Abstract
Background: CAR T-cell therapies using genetically modified autologous T cells targeting CD19 have been approved for third-line therapy of DLBCL, demonstrating promising results with durable remissions. The most notable associated toxicity is cytokine release syndrome (CRS), a systemic inflammatory response resulting from massive cytokine secretion. There is a paucity of research examining how pre-existing common comorbidities, specifically pulmonary and cardiac diseases, influence the development of CRS in patients treated with CAR T-cell therapy. To address this knowledge gap, this analysis leverages real-world data (RWD) to evaluate the risk of development and potential differences in CRS rates, as well as the impact on overall survival (OS) for DLBCL patients with and without pulmonary and cardiac comorbidities who have undergone CAR T-cell therapy.
Methods: A retrospective, multicenter RWD analysis was conducted using the TriNetX database on 7th July 2025. Two cohorts were analyzed: 1) DLBCL patients with pulmonary and/or cardiac comorbidities, and 2) DLBCL patients without pulmonary and cardiac comorbidities. All patients received CAR–T–cell therapy with either tisagenlecleucel, lisocabtagene maraleucel, or axicabtagene ciloleucel. We analyzed the demographic characteristics of both cohorts. Cardiac comorbidities included angina pectoris, atherosclerosis, or hypertensive diseases. Pulmonary comorbidities included asthma, acute or chronic sinusitis, chronic obstructive pulmonary disease, or sleep apnea. In addition, Kaplan-Meier analysis, log-rank test hazard ratios (HR), risk ratios (RR), and 95% confidence intervals (CI) were used to assess the primary outcomes, which were the risk of development of CRS (any grade or unspecified grade) and potential impact on overall survival.

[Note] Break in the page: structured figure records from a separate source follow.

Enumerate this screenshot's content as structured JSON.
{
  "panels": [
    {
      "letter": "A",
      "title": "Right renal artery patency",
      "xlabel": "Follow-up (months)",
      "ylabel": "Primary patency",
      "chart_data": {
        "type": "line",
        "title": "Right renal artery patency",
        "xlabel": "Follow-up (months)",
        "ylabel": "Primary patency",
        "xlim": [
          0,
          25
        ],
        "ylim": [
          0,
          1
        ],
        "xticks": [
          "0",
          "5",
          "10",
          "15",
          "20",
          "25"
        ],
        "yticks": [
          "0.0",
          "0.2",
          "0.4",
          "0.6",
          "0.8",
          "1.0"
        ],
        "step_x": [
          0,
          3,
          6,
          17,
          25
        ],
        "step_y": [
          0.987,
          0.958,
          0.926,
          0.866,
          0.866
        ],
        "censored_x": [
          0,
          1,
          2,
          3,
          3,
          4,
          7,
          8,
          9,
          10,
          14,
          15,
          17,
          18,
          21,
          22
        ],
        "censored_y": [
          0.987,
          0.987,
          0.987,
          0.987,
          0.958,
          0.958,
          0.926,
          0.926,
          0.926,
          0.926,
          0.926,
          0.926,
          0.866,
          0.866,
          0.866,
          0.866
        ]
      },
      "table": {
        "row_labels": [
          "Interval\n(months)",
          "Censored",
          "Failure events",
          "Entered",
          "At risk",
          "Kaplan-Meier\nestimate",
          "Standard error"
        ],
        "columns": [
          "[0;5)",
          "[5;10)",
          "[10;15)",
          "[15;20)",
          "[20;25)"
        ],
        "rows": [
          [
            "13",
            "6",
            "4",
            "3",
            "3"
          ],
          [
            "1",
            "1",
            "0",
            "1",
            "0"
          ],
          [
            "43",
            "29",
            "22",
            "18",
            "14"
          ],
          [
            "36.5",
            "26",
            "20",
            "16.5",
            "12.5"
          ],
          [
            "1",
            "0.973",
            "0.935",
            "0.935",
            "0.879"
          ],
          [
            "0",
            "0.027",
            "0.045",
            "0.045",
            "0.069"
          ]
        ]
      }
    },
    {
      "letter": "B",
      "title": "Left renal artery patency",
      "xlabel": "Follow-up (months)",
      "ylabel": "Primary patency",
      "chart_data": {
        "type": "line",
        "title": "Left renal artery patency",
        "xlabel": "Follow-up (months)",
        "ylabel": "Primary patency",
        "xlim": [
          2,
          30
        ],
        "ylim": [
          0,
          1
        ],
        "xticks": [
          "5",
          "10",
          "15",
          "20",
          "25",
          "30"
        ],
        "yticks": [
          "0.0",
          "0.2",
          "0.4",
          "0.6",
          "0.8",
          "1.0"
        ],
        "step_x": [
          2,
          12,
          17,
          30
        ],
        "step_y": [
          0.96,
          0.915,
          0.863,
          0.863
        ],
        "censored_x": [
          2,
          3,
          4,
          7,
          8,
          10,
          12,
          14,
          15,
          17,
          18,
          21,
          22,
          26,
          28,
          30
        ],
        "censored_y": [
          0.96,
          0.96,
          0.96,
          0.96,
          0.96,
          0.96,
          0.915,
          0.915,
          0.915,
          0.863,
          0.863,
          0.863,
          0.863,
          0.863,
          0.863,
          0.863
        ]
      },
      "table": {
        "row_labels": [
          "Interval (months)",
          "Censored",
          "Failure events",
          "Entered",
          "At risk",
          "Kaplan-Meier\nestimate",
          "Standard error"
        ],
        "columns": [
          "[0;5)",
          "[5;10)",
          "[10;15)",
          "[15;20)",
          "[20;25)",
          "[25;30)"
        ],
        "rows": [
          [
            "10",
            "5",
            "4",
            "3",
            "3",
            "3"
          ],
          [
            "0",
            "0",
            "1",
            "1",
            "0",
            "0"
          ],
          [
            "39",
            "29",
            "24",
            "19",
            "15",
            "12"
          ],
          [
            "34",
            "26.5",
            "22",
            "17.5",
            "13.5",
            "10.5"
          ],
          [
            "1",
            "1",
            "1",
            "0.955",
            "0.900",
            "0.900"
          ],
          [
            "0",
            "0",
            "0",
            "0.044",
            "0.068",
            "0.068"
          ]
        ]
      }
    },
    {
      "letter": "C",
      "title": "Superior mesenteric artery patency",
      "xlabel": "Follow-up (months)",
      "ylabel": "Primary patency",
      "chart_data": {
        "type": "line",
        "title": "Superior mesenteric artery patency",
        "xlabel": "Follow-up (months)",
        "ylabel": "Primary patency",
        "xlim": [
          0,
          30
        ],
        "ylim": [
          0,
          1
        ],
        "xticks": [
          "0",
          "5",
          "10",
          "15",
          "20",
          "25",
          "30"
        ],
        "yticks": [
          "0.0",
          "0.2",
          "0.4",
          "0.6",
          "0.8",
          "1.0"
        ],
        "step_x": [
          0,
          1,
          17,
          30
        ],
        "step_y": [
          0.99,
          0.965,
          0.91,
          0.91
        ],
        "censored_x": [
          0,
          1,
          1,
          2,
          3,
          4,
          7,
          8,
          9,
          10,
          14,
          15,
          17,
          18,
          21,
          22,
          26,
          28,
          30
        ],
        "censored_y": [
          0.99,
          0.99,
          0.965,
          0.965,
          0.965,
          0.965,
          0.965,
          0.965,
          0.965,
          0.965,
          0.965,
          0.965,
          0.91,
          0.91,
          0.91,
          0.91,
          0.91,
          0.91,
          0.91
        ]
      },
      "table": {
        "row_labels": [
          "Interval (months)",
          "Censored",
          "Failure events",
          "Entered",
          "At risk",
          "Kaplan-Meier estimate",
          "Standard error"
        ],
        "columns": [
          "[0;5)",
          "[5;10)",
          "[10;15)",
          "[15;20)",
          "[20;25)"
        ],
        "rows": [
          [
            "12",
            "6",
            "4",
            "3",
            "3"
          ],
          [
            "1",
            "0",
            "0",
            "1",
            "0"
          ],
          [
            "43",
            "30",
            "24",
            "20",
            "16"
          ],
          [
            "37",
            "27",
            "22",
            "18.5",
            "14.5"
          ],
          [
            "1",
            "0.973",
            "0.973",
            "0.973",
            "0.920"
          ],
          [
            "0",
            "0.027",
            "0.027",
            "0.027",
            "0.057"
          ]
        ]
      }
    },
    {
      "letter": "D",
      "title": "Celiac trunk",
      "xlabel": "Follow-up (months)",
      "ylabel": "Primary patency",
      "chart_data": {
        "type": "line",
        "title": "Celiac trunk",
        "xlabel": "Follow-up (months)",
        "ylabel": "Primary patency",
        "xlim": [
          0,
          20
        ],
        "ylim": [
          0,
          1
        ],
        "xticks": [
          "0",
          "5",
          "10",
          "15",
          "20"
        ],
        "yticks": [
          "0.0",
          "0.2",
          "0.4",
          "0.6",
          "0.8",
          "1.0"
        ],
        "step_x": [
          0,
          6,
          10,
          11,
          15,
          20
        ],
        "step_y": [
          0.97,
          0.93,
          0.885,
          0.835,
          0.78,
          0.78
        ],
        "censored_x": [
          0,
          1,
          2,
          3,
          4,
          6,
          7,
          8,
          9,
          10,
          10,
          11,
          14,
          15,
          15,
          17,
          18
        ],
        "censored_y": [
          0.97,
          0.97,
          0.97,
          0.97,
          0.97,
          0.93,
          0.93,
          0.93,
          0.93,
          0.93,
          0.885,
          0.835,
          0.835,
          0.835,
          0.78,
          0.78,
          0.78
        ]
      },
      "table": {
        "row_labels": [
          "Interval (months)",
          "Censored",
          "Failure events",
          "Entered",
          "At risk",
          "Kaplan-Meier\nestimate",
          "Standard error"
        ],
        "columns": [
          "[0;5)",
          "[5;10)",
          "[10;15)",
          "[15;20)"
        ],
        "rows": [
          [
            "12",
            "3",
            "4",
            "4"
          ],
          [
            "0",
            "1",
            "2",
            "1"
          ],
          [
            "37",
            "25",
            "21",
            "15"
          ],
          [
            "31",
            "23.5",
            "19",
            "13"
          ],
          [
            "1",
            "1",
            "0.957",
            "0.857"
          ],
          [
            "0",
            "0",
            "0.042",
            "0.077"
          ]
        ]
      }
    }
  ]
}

Results: We identified 2,590 patients with DLBCL whose data regarding CRS development were available within 90 days after CAR-T therapy. The patients' mean age at the index event for Cohorts 1 and 2 was 63.9±12.2 years and 58.3±14.1 years, respectively. 63.22% of patients were male in Cohort 1, whereas 60.57% were male in Cohort 2. 40% of patients in Cohort 1 experienced CRS compared to 28% in Cohort 2 (p<0.001). For a 3-month time window from the index event (time of CAR-T therapy), Cohort 1 had a statistically significantly higher risk of CRS development compared to Cohort 2 (RR 1.434, 95% CI 1.278-1.610).
Twelve month overall survival probability did not differ between Cohort 1 and Cohort 2 patients who developed CRS (survival probability at 12-months 70.16% vs. 73.82%, respectively; log-rank test χ2=1.060, p=0.303), nor was there a significant difference in risk of death at 12 months (HR 1.153, 95% CI 0.879-1.511). A key limitation of this analysis is the absence of patient-level data detailing the specific nature and severity of individual comorbidities.Conclusions: This real-world analysis demonstrates that DLBCL patients with pre-existing pulmonary and/or cardiac comorbidities have a significantly higher risk of developing CRS following CAR T-cell therapy compared to those without such comorbidities. Interestingly, despite the increased incidence of CRS, the presence of these comorbidities did not significantly impact short-term overall survival among patients who developed CRS. These findings underscore the importance of careful patient selection and vigilant monitoring for CRS in DLBCL patients with pulmonary and/or cardiac comorbidities undergoing CAR T-cell therapy. Further research is warranted to elucidate the long-term outcomes and to develop personalized management strategies for this high-risk patient population.